When you retire, or if you are already retired, and you have TFSA and RRSP/RRIF, you will want to set your withdrawals to match your income needs. You should also manage how your capital is being depleted. The spreadsheet provided offers options for doing both.
To use the spreadsheet you should either have developed a savings plan that will provide you with Tax Free Savings Account and Registered Retirement Saving Plan funds by the time you have retired, such as provided by Calculating TFSA and RRSP Totals at Retirement, or you have already retired and have these funds. Now you need to determine how much you can withdraw from your TFSA and RRSP and how long your capital will last.
This is not particularly a simple task as you need to take into account all of your other source of income (see Understanding Your Canadian Sources Of Retirement Income for details). You should also understand how you will live in retirement, what expenditures you must save for and what extras you would like to be able to spend on. For a comprehensive solution, I strongly urge you to use the lifetime cash flow calculator provided by FinanceBase-Lifetime Finances.

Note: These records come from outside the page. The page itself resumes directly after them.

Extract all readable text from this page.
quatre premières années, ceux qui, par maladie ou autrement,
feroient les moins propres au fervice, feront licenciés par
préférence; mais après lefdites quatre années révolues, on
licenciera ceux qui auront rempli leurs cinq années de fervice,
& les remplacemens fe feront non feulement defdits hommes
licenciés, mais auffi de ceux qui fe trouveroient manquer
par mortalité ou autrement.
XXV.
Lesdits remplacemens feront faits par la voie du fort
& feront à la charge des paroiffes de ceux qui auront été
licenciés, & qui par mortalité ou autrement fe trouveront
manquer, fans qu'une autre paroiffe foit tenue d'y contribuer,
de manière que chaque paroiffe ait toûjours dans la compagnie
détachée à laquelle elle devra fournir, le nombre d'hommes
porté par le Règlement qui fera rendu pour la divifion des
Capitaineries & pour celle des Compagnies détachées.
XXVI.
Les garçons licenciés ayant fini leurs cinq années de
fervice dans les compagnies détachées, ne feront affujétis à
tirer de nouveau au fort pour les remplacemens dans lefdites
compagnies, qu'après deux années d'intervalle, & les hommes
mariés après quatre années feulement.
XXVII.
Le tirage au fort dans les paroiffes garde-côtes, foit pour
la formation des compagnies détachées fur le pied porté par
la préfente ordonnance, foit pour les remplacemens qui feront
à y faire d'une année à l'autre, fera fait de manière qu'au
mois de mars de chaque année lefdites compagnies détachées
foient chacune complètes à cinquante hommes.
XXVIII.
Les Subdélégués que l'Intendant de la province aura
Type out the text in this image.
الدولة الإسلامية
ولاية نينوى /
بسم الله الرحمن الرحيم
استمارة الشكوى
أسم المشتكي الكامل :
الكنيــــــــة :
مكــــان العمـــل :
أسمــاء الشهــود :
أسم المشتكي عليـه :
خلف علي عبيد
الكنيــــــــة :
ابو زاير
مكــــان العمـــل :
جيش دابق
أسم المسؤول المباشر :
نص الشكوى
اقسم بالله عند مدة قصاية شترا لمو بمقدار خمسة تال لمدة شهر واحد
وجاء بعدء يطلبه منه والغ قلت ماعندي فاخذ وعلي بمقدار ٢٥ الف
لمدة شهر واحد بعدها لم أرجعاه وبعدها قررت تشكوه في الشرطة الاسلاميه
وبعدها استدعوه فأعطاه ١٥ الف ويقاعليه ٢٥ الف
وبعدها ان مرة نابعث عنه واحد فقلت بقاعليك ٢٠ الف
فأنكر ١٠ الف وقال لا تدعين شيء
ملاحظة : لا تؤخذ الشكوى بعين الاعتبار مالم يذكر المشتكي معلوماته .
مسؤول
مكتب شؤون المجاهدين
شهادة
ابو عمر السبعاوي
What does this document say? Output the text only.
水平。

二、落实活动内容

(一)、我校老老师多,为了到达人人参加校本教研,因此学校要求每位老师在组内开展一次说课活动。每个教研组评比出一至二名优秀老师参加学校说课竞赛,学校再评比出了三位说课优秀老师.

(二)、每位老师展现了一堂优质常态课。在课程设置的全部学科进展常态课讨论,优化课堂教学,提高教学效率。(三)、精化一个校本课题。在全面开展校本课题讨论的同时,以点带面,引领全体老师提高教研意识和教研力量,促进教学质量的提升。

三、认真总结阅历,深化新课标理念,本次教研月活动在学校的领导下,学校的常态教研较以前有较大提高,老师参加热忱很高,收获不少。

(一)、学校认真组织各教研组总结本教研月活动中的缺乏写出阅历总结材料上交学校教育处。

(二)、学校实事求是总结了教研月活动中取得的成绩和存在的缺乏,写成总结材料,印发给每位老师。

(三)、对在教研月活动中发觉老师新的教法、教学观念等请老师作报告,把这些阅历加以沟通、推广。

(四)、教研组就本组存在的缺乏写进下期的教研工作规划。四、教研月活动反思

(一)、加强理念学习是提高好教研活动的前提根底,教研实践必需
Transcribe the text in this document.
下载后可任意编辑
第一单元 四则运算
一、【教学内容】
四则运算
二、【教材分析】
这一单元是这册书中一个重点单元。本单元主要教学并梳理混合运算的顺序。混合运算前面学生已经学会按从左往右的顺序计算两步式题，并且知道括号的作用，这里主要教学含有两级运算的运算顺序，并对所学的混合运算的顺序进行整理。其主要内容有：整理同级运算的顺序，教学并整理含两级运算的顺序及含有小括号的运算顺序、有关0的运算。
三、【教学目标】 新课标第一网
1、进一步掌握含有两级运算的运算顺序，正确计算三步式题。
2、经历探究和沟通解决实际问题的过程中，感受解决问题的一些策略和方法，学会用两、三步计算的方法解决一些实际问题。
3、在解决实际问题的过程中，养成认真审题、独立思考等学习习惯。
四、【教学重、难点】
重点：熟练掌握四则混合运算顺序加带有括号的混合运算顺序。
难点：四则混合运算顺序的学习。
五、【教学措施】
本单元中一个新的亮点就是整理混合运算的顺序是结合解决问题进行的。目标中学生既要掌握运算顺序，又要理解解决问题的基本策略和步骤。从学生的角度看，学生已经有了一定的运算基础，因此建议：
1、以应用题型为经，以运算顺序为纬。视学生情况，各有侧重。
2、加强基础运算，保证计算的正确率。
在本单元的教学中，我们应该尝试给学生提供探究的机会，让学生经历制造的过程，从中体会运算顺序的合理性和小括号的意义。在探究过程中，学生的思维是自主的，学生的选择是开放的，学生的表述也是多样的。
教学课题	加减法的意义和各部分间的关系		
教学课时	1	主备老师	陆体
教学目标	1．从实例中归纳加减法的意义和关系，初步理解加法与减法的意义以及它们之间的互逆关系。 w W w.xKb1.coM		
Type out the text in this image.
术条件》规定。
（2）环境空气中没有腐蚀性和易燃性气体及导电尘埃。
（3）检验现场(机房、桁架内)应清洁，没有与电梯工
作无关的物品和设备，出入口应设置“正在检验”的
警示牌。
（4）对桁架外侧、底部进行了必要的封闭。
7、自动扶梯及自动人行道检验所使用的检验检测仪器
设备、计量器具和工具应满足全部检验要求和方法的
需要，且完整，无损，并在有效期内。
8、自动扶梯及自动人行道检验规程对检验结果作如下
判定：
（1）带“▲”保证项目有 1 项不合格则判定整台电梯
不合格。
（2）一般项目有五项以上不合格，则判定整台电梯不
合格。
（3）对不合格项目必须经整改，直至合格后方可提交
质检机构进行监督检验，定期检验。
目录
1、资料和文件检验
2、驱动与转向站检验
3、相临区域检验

However, if you only want to get a handle on the TFSA and RRSP/RRIF (Registered Retirement Income Fund) part of your income, continue reading.
Click on Download Spreadsheet and open it so that you can follow along with the example below and then customize it to your circumstances.
The spreadsheet consists of an area for entering data (upper-left, numbered 1 to 9), 3 charts (TFSA, RRIF and TFSA + RRSP Withdrawals and Capital by Year) for viewing the results and a where all the calculations are performed.
Start Withdrawals at Age (#1) will accept any age between 71 and 99. If you are not retired yet, use 71. If you are already past 71, enter your age. Any other age will cause the charts to be empty.
Use Inflation of (#2) – You can set the withdrawals to increase by whatever inflation percent you enter. The only exception is that if the RRIF Minimum Withdrawal/Yr (#9) is less than the required Minimum Payout.
Payout at start of year (#3) – You can ask your financial institution to provide amounts at any time throughout a year. Not knowing what works best for you, the spreadsheet provides two options: at the beginning of the year and at the end of the year. To use the end of the year, enter No and watch the charts. They withdrawals typically extend to at least one year longer.
TFSA Capital at age above (#4) – Enter the capital that you have in all of your TFSAs at the start of the year for the age entered. This will show on Chart 1 as the dotted line that uses the right axis.
TFSA Yearly Interest (#5) – Enter the percent that you expect the TFSAs to earn. Use the average of all your TFSAs now. If you expect to increase over the next few years, use the expected number. There is no way to change the rate for any specific year.
TFSA Minimum Withdrawal/Yr (#6) – Enter the amount you want withdrawn each year from your accounts. Again, there is no way to change the amount for any specific year.
There are the same three values for RRSPs in #7, #8, and #9. Enter the appropriate amounts for each. The results will appear in Chart 2.
Withdrawal and Capital Charts
There are separate charts for TFSA and RRIF. Each has lines for the Withdrawal and Capital remaining for each year. The Withdrawal line is solid and uses the left axis and the Capital is dotted and uses the right axis.
Change the Inflation, Interest rates and Withdrawals to see what happens. You need to decide when you want your capital go to zero and adjust these values to make it happen. The charts go to an age of 100, but it is most unlikely that you will live that long. You may which to leave an estate, so take that into account when deciding how your capital is to be depleted.
Taking withdrawals that are inflated by the amount in #2 has a significant effect on how long withdrawals last. Try using 0% and then an expected 2% to see the difference.
If the RRIF Minimum Withdrawal/Yr is set below the mandatory payout, Chart 2 will show the mandatory payout until it falls below the inflated Minimum Withdrawal. Setting the Withdrawal to 0 will ensure that only the mandatory payout will be used. If you do this you will find that no matter what the inflation rate, you will have a lot of capital left at age 94. This is probably not what you want, so experiment with Withdrawal amounts to reduce the capital.
Hints: If you download and open the spreadsheet, you can view the actual value of each pointon any of the lines on the graphs by hovering over the line. Excel will then show the Series “name”, the Point “age” and Value “$”. If you want to see the data used in the charts and the formulas used, scroll down to see the tables. If you click on any line on a chart, the areas used will be highlighted in the tables.
Cumulative Withdrawals Chart
Chart 4 shows the cumulative withdrawals by year for TFSA and RRIF. This chart is provided to make the analysis discussed in You Need to Look at Your RRIF Withdrawals easier to do: deciding if it is better to use a fixed withdrawal for a RRIF to deplete the capital as some age or leave capital as an inheritance.
All of the calculations for the charts are performed in the table below the charts. Do not make any changes. For details for any age, just scroll down and view the values in each column. In particular, the Capital and Cumulative Withdrawal columns give you the exact value.